Soy el defensor del h. senador Bernabé Celis dentro de una investigación previa que actualmente se adelanta en la Sala de Casación Penal de la H. Corte Suprema de Justicia y supongo que cuando el periodista cita al “penalista Hugo Bernate” se refiere a mí, aunque haya omitido mi primer apellido, que es Quintero.
Sin embargo, repito, nadie me contactó ni intentó hacerlo y francamente me asusta que se cite como versión mía una que jamás di.
Ahora bien, encuentro que las frases allí citadas pueden ser parte de una opinión que emití para Dinero, que fueron publicadas en la edición 385 del 28 de octubre de 2011 de esa revista, es decir, hace siete meses.
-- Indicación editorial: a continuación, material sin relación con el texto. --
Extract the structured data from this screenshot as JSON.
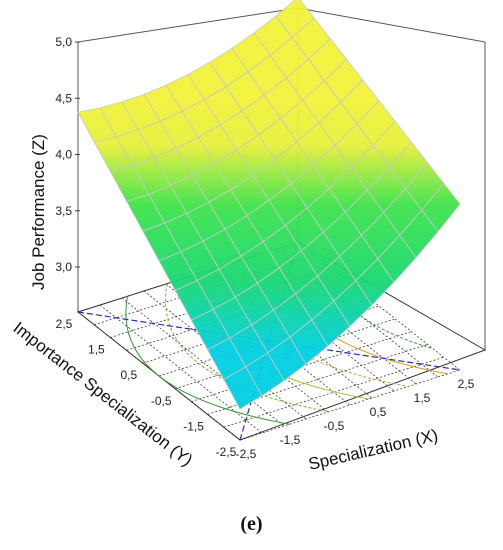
{
  "chart_data": {
    "type": "surface3d",
    "xlabel": "Specialization (X)",
    "ylabel": "Importance Specialization (Y)",
    "zlabel": "Job Performance (Z)",
    "x_ticks": [
      "-2,5",
      "-1,5",
      "-0,5",
      "0,5",
      "1,5",
      "2,5"
    ],
    "y_ticks": [
      "2,5",
      "1,5",
      "0,5",
      "-0,5",
      "-1,5",
      "-2,5"
    ],
    "z_ticks": [
      "3,0",
      "3,5",
      "4,0",
      "4,5",
      "5,0"
    ],
    "x_values": [
      -2.5,
      -1.5,
      -0.5,
      0.5,
      1.5,
      2.5
    ],
    "y_values": [
      2.5,
      1.5,
      0.5,
      -0.5,
      -1.5,
      -2.5
    ],
    "z_values": [
      3.0,
      3.5,
      4.0,
      4.5,
      5.0
    ],
    "xlim": [
      -2.5,
      2.5
    ],
    "ylim": [
      -2.5,
      2.5
    ],
    "zlim": [
      2.6,
      5.0
    ],
    "surface_corners": {
      "x_-2.5_y_2.5": 4.2,
      "x_2.5_y_2.5": 4.6,
      "x_2.5_y_-2.5": 3.9,
      "x_-2.5_y_-2.5": 2.7
    },
    "colormap": [
      "#00d8e8",
      "#2fe04a",
      "#eef43a"
    ],
    "grid": true
  },
  "panel_label": "(e)"
}
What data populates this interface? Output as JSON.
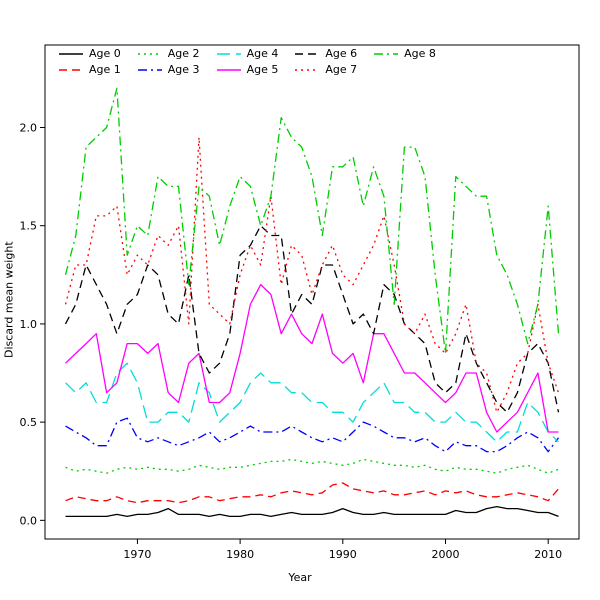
{
  "chart_data": {
    "type": "line",
    "title": "",
    "xlabel": "Year",
    "ylabel": "Discard mean weight",
    "grid": false,
    "legend_position": "top-left-horizontal",
    "xlim": [
      1961,
      2013
    ],
    "ylim": [
      -0.095,
      2.42
    ],
    "xticks": [
      1970,
      1980,
      1990,
      2000,
      2010
    ],
    "yticks": [
      0.0,
      0.5,
      1.0,
      1.5,
      2.0
    ],
    "x": [
      1963,
      1964,
      1965,
      1966,
      1967,
      1968,
      1969,
      1970,
      1971,
      1972,
      1973,
      1974,
      1975,
      1976,
      1977,
      1978,
      1979,
      1980,
      1981,
      1982,
      1983,
      1984,
      1985,
      1986,
      1987,
      1988,
      1989,
      1990,
      1991,
      1992,
      1993,
      1994,
      1995,
      1996,
      1997,
      1998,
      1999,
      2000,
      2001,
      2002,
      2003,
      2004,
      2005,
      2006,
      2007,
      2008,
      2009,
      2010,
      2011
    ],
    "series": [
      {
        "name": "Age 0",
        "color": "#000000",
        "dash": "solid",
        "values": [
          0.02,
          0.02,
          0.02,
          0.02,
          0.02,
          0.03,
          0.02,
          0.03,
          0.03,
          0.04,
          0.06,
          0.03,
          0.03,
          0.03,
          0.02,
          0.03,
          0.02,
          0.02,
          0.03,
          0.03,
          0.02,
          0.03,
          0.04,
          0.03,
          0.03,
          0.03,
          0.04,
          0.06,
          0.04,
          0.03,
          0.03,
          0.04,
          0.03,
          0.03,
          0.03,
          0.03,
          0.03,
          0.03,
          0.05,
          0.04,
          0.04,
          0.06,
          0.07,
          0.06,
          0.06,
          0.05,
          0.04,
          0.04,
          0.02
        ]
      },
      {
        "name": "Age 1",
        "color": "#ff0000",
        "dash": "dashed",
        "values": [
          0.1,
          0.12,
          0.11,
          0.1,
          0.1,
          0.12,
          0.1,
          0.09,
          0.1,
          0.1,
          0.1,
          0.09,
          0.1,
          0.12,
          0.12,
          0.1,
          0.11,
          0.12,
          0.12,
          0.13,
          0.12,
          0.14,
          0.15,
          0.14,
          0.13,
          0.14,
          0.18,
          0.19,
          0.16,
          0.15,
          0.14,
          0.15,
          0.13,
          0.13,
          0.14,
          0.15,
          0.13,
          0.15,
          0.14,
          0.15,
          0.13,
          0.12,
          0.12,
          0.13,
          0.14,
          0.13,
          0.12,
          0.1,
          0.16
        ]
      },
      {
        "name": "Age 2",
        "color": "#00cd00",
        "dash": "dotted",
        "values": [
          0.27,
          0.25,
          0.26,
          0.25,
          0.24,
          0.26,
          0.27,
          0.26,
          0.27,
          0.26,
          0.26,
          0.25,
          0.26,
          0.28,
          0.27,
          0.26,
          0.27,
          0.27,
          0.28,
          0.29,
          0.3,
          0.3,
          0.31,
          0.3,
          0.29,
          0.3,
          0.29,
          0.28,
          0.29,
          0.31,
          0.3,
          0.29,
          0.28,
          0.28,
          0.27,
          0.28,
          0.26,
          0.25,
          0.27,
          0.26,
          0.26,
          0.25,
          0.24,
          0.26,
          0.27,
          0.28,
          0.26,
          0.24,
          0.26
        ]
      },
      {
        "name": "Age 3",
        "color": "#0000ff",
        "dash": "dashdot",
        "values": [
          0.48,
          0.45,
          0.42,
          0.38,
          0.38,
          0.5,
          0.52,
          0.42,
          0.4,
          0.42,
          0.4,
          0.38,
          0.4,
          0.42,
          0.45,
          0.4,
          0.42,
          0.45,
          0.48,
          0.45,
          0.45,
          0.45,
          0.48,
          0.45,
          0.42,
          0.4,
          0.42,
          0.4,
          0.45,
          0.5,
          0.48,
          0.45,
          0.42,
          0.42,
          0.4,
          0.42,
          0.38,
          0.35,
          0.4,
          0.38,
          0.38,
          0.35,
          0.35,
          0.38,
          0.42,
          0.45,
          0.42,
          0.35,
          0.42
        ]
      },
      {
        "name": "Age 4",
        "color": "#00dddd",
        "dash": "longdash",
        "values": [
          0.7,
          0.65,
          0.7,
          0.6,
          0.6,
          0.75,
          0.8,
          0.7,
          0.5,
          0.5,
          0.55,
          0.55,
          0.5,
          0.7,
          0.65,
          0.5,
          0.55,
          0.6,
          0.7,
          0.75,
          0.7,
          0.7,
          0.65,
          0.65,
          0.6,
          0.6,
          0.55,
          0.55,
          0.5,
          0.6,
          0.65,
          0.7,
          0.6,
          0.6,
          0.55,
          0.55,
          0.5,
          0.5,
          0.55,
          0.5,
          0.5,
          0.45,
          0.4,
          0.45,
          0.45,
          0.6,
          0.55,
          0.45,
          0.4
        ]
      },
      {
        "name": "Age 5",
        "color": "#ff00ff",
        "dash": "solid",
        "values": [
          0.8,
          0.85,
          0.9,
          0.95,
          0.65,
          0.7,
          0.9,
          0.9,
          0.85,
          0.9,
          0.65,
          0.6,
          0.8,
          0.85,
          0.6,
          0.6,
          0.65,
          0.85,
          1.1,
          1.2,
          1.15,
          0.95,
          1.05,
          0.95,
          0.9,
          1.05,
          0.85,
          0.8,
          0.85,
          0.7,
          0.95,
          0.95,
          0.85,
          0.75,
          0.75,
          0.7,
          0.65,
          0.6,
          0.65,
          0.75,
          0.75,
          0.55,
          0.45,
          0.5,
          0.55,
          0.65,
          0.75,
          0.45,
          0.45
        ]
      },
      {
        "name": "Age 6",
        "color": "#000000",
        "dash": "dashed",
        "values": [
          1.0,
          1.1,
          1.3,
          1.2,
          1.1,
          0.95,
          1.1,
          1.15,
          1.3,
          1.25,
          1.05,
          1.0,
          1.25,
          0.85,
          0.75,
          0.8,
          0.95,
          1.35,
          1.4,
          1.5,
          1.45,
          1.45,
          1.05,
          1.15,
          1.1,
          1.3,
          1.3,
          1.15,
          1.0,
          1.05,
          0.95,
          1.2,
          1.15,
          1.0,
          0.95,
          0.9,
          0.7,
          0.65,
          0.7,
          0.95,
          0.8,
          0.7,
          0.6,
          0.55,
          0.65,
          0.85,
          0.9,
          0.8,
          0.55
        ]
      },
      {
        "name": "Age 7",
        "color": "#ff0000",
        "dash": "dotted",
        "values": [
          1.1,
          1.3,
          1.3,
          1.55,
          1.55,
          1.6,
          1.25,
          1.35,
          1.3,
          1.45,
          1.4,
          1.5,
          1.0,
          1.95,
          1.1,
          1.05,
          1.0,
          1.25,
          1.4,
          1.3,
          1.65,
          1.2,
          1.4,
          1.35,
          1.15,
          1.3,
          1.4,
          1.25,
          1.2,
          1.3,
          1.4,
          1.55,
          1.3,
          1.0,
          0.95,
          1.05,
          0.9,
          0.85,
          0.95,
          1.1,
          0.8,
          0.75,
          0.55,
          0.65,
          0.8,
          0.85,
          1.1,
          0.8,
          0.65
        ]
      },
      {
        "name": "Age 8",
        "color": "#00cd00",
        "dash": "dashdot",
        "values": [
          1.25,
          1.45,
          1.9,
          1.95,
          2.0,
          2.2,
          1.35,
          1.5,
          1.45,
          1.75,
          1.7,
          1.7,
          1.2,
          1.7,
          1.65,
          1.4,
          1.6,
          1.75,
          1.7,
          1.5,
          1.65,
          2.05,
          1.95,
          1.9,
          1.75,
          1.45,
          1.8,
          1.8,
          1.85,
          1.6,
          1.8,
          1.65,
          1.1,
          1.9,
          1.9,
          1.75,
          1.25,
          0.85,
          1.75,
          1.7,
          1.65,
          1.65,
          1.35,
          1.25,
          1.1,
          0.9,
          1.1,
          1.6,
          0.95
        ]
      }
    ]
  }
}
Sin embargo, en el texto de El Espectador, donde se cita a Hugo Bernate, no hay mención alguna a esa publicación.
Entiendo que todo esto contradice la tradición centenaria que ha hecho grande al diario y como la corrección y calidad de El Espectador también es responsabilidad de nosotros sus lectores, es por eso que les escribo.
Hugo Quintero Bernate. Bogotá.
“Quid pro quo”
En El Espectador del domingo, en el que se habla de otros escándalos en El Vaticano, se menciona la obra En nombre de Dios, del autor británico David Yallop, como novela. No hay tal. Se trata de una obra de investigación rigurosa, estrictamente histórica, sobre las posibles causas y posibles autores del asesinato del papa Juan Pablo I.
Hasta tal punto, que a partir de esta obra, el sacerdote español Jesús López Sáez profundizó la investigación del autor británico en tres obras, de las cuales destaco El día de la cuenta.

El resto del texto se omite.